Dans cette chrétienté, fermée sur le modèle de celle de Xè Kîâ tùng dont j’ai parlé, on y priait beaucoup, et on était très exact à observer tous les exercices de la religion et les pratiques de piété que j’avais établies pour ranimer la ferveur. Étant dans une maison que le frère aîné de Monique Vên avait bâtie, et où les néophytes venaient pour se former, les païens, instruits de mon arrivée, envoyèrent trois ou quatre hommes d’importance pour me questionner ; je me cachai d’abord, mais ils voulurent absolument me voir. Monique Vên vint elle-même me dire qu’il fallait leur parler ; je les abordai donc, et ils me demandèrent qui j’étais, et quelle religion je prêchais. Dans cette circonstance, je ne fis pas comme devant le mandarin ; j’éludai leur question, et sans dire où j’étais, je dis que j’étais venu ici de la province de Canton, et je rendis compte de notre religion. Ils n’eurent rien à trouver à redire ; Monique Vên les persuada aussi bien que beaucoup d’autres de la vérité de notre religion ; mais ce n’était point pour l’embrasser qu’ils venaient, c’était pour nous inquiéter. Un autre jour, une troupe de gens venant du marché et ayant un peu bu, entrèrent encore dans la maison et voulurent converser avec moi ; je fus encore obligé de paraître et de rendre compte de notre religion. On convint qu’elle était bonne ; quelques-uns d’eux firent semblant de vouloir l’embrasser.

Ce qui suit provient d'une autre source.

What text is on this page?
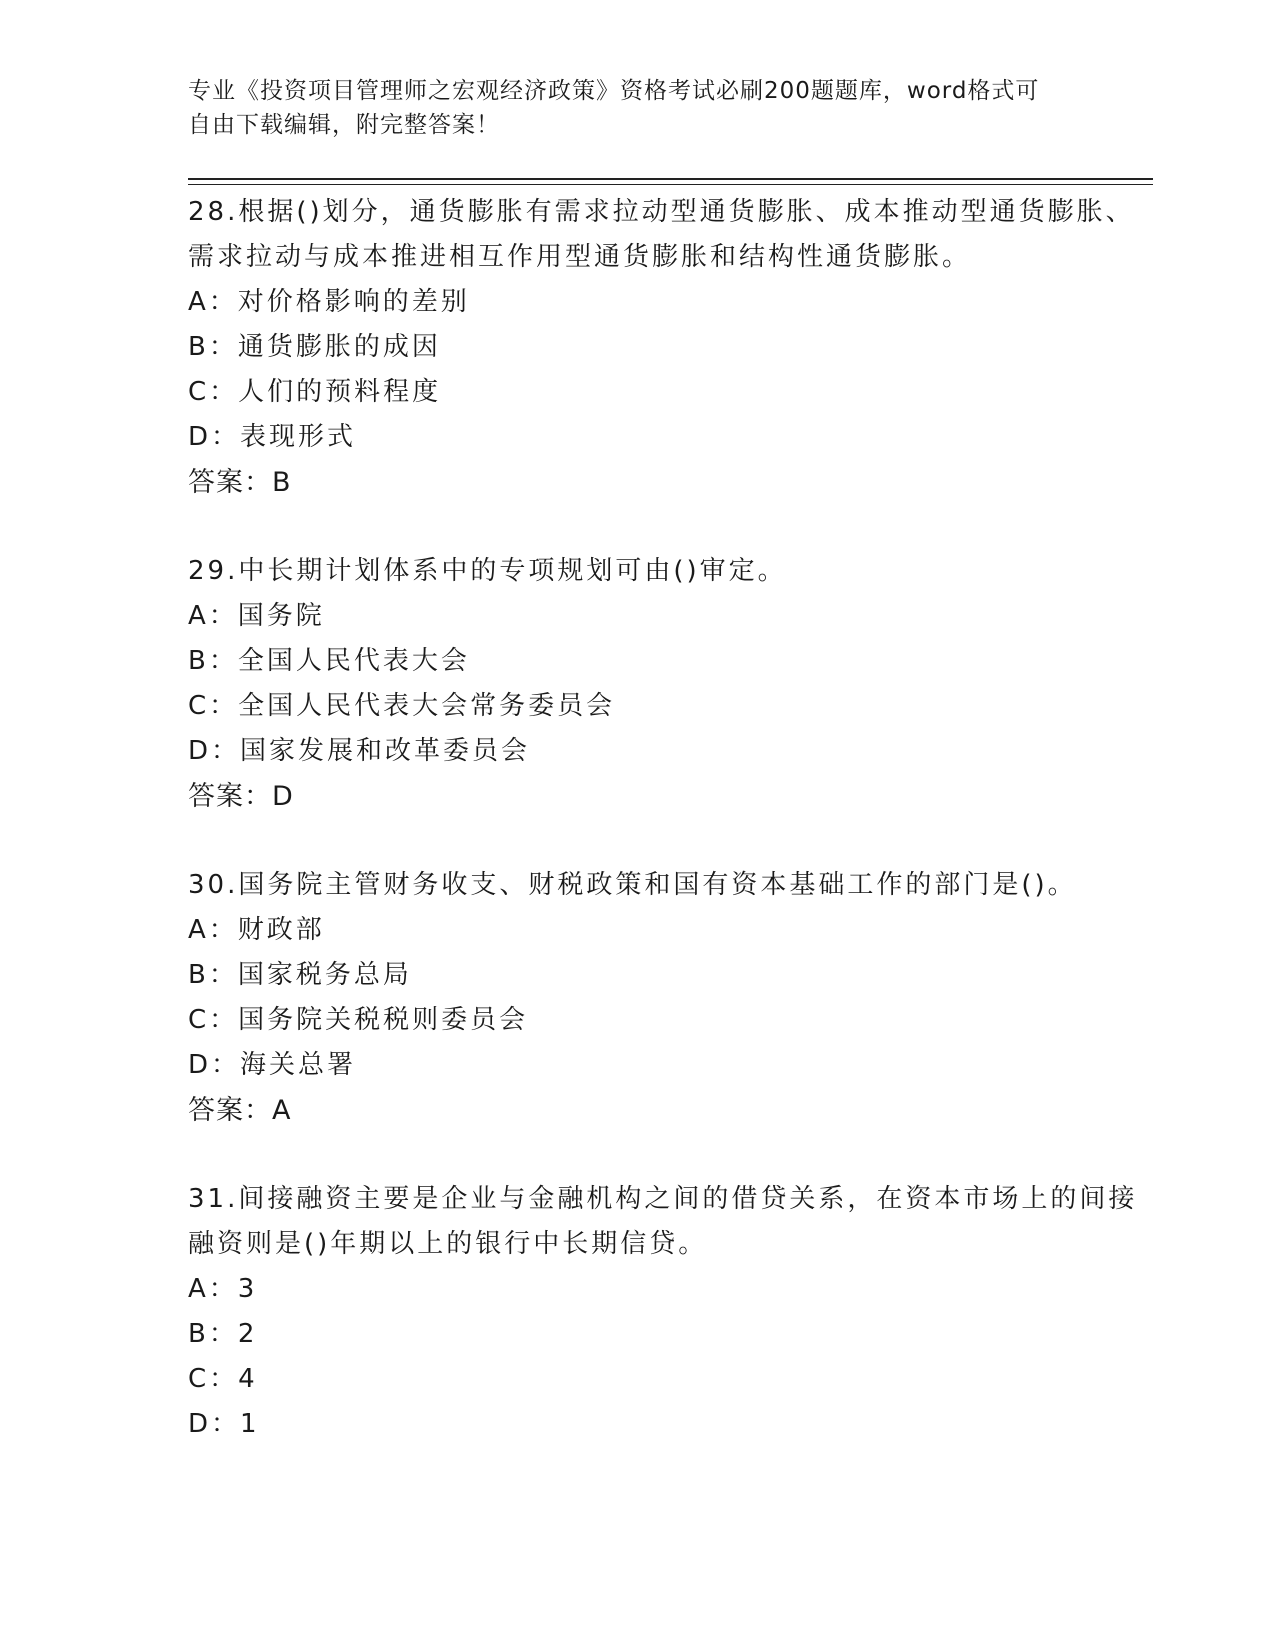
专业《投资项目管理师之宏观经济政策》资格考试必刷200题题库，word格式可
自由下载编辑，附完整答案！
28.根据()划分，通货膨胀有需求拉动型通货膨胀、成本推动型通货膨胀、需求拉动与成本推进相互作用型通货膨胀和结构性通货膨胀。
A：对价格影响的差别
B：通货膨胀的成因
C：人们的预料程度
D：表现形式
答案：B
29.中长期计划体系中的专项规划可由()审定。
A：国务院
B：全国人民代表大会
C：全国人民代表大会常务委员会
D：国家发展和改革委员会
答案：D
30.国务院主管财务收支、财税政策和国有资本基础工作的部门是()。
A：财政部
B：国家税务总局
C：国务院关税税则委员会
D：海关总署
答案：A
31.间接融资主要是企业与金融机构之间的借贷关系，在资本市场上的间接融资则是()年期以上的银行中长期信贷。
A：3
B：2
C：4
D：1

Dans une de ces deux circonstances, j’eus une grande peine à souffrir qui mit le comble à mon affliction ; étant ainsi obsédé d’ennemis qui ne cherchaient que des prétextes pour nous nuire, une femme eut l’imprudence de venir à leurs yeux dans l’endroit où j’étais seul, demandant à se confesser. Quel coup de poignard pour moi ! c’était bien donner aux païens un sujet de soupçon, de calomnie, et un prétexte pour nous prendre. Cependant cela n’eut pas de suite ; de semblables imprudences m’ont donné de terribles surcroîts de douleur dans les persécutions et les moments critiques où je me suis souvent trouvé. Néanmoins au milieu de toutes ces croix, la chrétienté s’accroissait de jour en jour, et il se convertit un cabaretier d’une trempe de génie et de tempérament bien supérieur à tous ses compatriotes ; il faisait profession publique de sa religion, et la prêchait à tous les païens ; il en convertit plusieurs ; il était lettré ; mais à la fin il se fit haïr des chrétiens et des païens ; cependant il demeura toujours attaché à la religion, mais aussi attaché au monde et à ses intérêts.

Voici encore un événement bien tragique qui m’est arrivé sur cette montagne. C’était au mois de juillet, un dimanche, veille de N.D. de Montferrat, que les chrétiens assemblés récitaient le Rosaire entremêlé de petites prières différentes à chaque cinq a v e, pour renouveler l’attention ; je sortis un instant et je vis arriver quelques païens, avec un air qui dénotait assez leur mauvais dessein ; ceux-là furent suivis d’autres, et leur nombre se montrait bien à trente ou quarante, et il y avait avec eux quelques satellites et l’officier rural pour donner plus de poids à leur démarche. Je rentre à l’instant, me retire dans une chambre, à côté de la salle où les chrétiens priaient. Aussitôt la maison est environnée et gardée ; les chrétiens malgré cela ne quittèrent point leurs prières, seulement quelques-uns d’entre eux vont recevoir les païens ; pour moi, je me suis mis à genoux pour me préparer au fâcheux événement dont j’étais menacé.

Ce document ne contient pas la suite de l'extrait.